Many autistic people suffer from a high degree of stress, which in turn can have an effect on their behaviour. They may display obsessional behaviour, be hyperactive, or have severe tantrums, all of which can have implications for the environment that they live and work in.
A high proportion of autistic adults also have associated learning disabilities. This combination of factors can give rise to:
- inappropriate use of domestic fittings
- poor co-ordination and balance
- a need for assistance with basic self-care functions
- a need to control access to areas of risk
- a need for large-capacity hot water storage and a limit to hot water temperature
- a need for an increased surface area and reduction in surface temperature for radiators.

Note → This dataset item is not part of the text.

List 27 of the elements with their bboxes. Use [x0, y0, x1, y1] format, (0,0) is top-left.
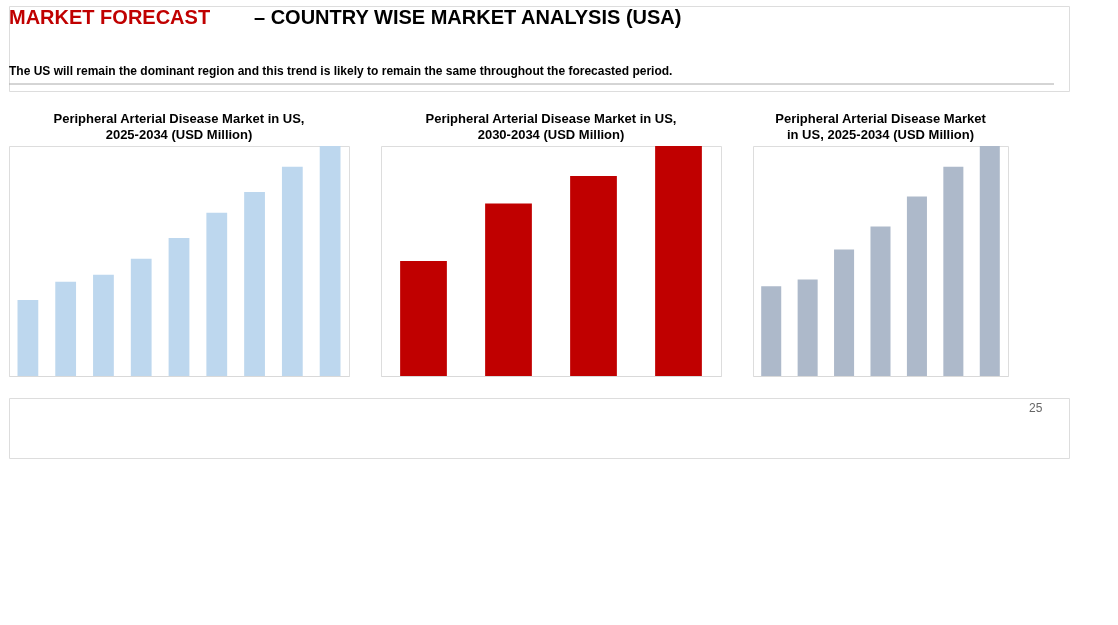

A significant proportion of autistic adults suffer from epilepsy, resulting in a need for:
- outward opening doors on WC/bath/shower rooms
- avoiding sharp edges on domestic worktops and radiators
- beds positioned away from windows, radiators and room entrances
- at least one 'rapid empty' bath.
Most autistic people experience difficulty in adjusting to changes in their environment. Fixtures and fittings that already exist when the person moves into a building are less likely to be targeted (ie fiddled with/wrenched/removed) than fittings which appear after they have become familiar with their environment. The planning and design process should be as painstaking as possible in order to minimise the need for change during the first year of occupancy. Common areas of rapid change include:
- repositioning of fire appliances
- repositioning of internal telephones and staff call systems
- repositioning and replacing of towel rails and toilet roll holders
- additions to power points
- changes and additions to door and cupboard locks.
Some autistic people have difficulty understanding what other people require of them. Not surprisingly, their responses are frequently inappropriate, adding to confusion, stress, and low self-esteem. Building design can assist by providing clear sensory clues to what is likely to be required of each person in a specific area. Factors to be considered include:
- avoidance of multi-function rooms (eg kitchen diners)
- clear demarcation of leisure and activity areas
- avoidance of food preparation smells penetrating other areas.
Many autistic people are socially isolated and have difficulty in making and maintaining relationships with others. Building design can assist in avoiding unnecessary stress in social settings by providing:
- wide corridors
- large communal rooms with high ceilings
- a choice of exits from communal rooms
- one or two single-person alcove areas in communal rooms
- a choice of recreational rooms or areas.